Regardless of what I think of Lynch’s work—I won’t go into it in this post (in retrospect, I think he made some of the most complex and terrifying cinema on the Double, split personality, and Mkultra mind control in Hollywood. Lost Highway and Mulholland Drive are two of the darkest films about trauma based mind control and Mk-alters— many of these filmmakers, made extremely dark and even perverse work, and then they all became scaredy cat ideologues and conformists/Normies (Lynch questioned the 9/11 narrative but not the COVID narrative), which maybe tells us something about that work, something we didn’t see before, and why it succeeded in/appealed to mainstream culture in the first place.
In this time of reckoning, and great review (for me, at least), it may not be true that the art is more important than the artist, or is what stands the test of time. The opposite may in fact be true. Or, at the very least, both may be equally important.
Everything has been flipped upside down, everything/everyone has be shown to be something else.

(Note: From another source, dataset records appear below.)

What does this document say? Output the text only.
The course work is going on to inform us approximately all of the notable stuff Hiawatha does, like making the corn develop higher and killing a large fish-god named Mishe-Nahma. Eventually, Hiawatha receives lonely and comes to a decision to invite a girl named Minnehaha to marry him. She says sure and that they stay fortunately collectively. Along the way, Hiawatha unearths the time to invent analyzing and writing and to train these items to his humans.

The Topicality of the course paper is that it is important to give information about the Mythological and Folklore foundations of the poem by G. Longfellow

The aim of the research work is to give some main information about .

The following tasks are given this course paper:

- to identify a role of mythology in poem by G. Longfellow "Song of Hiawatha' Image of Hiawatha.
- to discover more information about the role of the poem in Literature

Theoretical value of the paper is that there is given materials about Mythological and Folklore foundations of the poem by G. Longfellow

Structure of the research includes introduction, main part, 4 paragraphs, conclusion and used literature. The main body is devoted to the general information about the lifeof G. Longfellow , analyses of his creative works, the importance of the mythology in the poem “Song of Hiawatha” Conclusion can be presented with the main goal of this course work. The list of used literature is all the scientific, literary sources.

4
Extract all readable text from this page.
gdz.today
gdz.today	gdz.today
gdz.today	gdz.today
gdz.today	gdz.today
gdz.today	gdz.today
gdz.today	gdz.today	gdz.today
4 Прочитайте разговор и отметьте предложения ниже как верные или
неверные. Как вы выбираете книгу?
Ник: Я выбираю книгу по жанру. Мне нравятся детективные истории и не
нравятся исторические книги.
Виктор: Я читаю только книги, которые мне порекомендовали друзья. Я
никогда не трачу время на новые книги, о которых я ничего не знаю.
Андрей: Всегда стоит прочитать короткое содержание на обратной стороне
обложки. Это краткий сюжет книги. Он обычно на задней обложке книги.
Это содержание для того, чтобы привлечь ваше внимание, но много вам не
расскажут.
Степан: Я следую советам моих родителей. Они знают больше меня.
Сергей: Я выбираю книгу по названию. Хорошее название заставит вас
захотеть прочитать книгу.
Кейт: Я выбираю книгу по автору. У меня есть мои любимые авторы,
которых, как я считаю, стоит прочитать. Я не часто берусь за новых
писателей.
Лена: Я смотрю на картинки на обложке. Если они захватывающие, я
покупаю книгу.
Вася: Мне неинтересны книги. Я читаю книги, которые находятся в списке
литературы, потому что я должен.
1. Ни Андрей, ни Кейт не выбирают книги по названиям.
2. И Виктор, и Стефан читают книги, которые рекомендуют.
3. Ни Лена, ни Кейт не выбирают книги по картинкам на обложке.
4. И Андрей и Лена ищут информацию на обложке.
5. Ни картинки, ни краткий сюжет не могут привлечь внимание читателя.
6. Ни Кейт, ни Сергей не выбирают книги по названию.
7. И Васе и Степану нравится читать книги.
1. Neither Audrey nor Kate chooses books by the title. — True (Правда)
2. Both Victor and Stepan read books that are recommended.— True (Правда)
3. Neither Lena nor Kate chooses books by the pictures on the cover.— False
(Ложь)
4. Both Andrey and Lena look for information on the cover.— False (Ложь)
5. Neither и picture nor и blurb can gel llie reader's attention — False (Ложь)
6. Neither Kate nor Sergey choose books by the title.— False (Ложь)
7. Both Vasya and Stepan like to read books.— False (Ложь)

After COVID, who people really are, and what they really stand for, and who and what they allied themselves with, has proven to be more important than anything.
The Great Reveal.
I know many people do, but I don’t worship at the alter of Art, or Culture. And I am speaking as a life long writer and artist myself, who grew up in a multi-generation family of artists, poets, and intellectuals. So it’s in my blood, my lineage. It’s not covetous or a careerist construct, as it is for most people who grew up in philistine families and trash culture. Who are jealous of people who are creative without being desperate and fame-seeking.
There are much more important things than success, especially in these days of sham, debasement, and disclosure.
Having said all this, I have always loved the ending of Wild at Heart.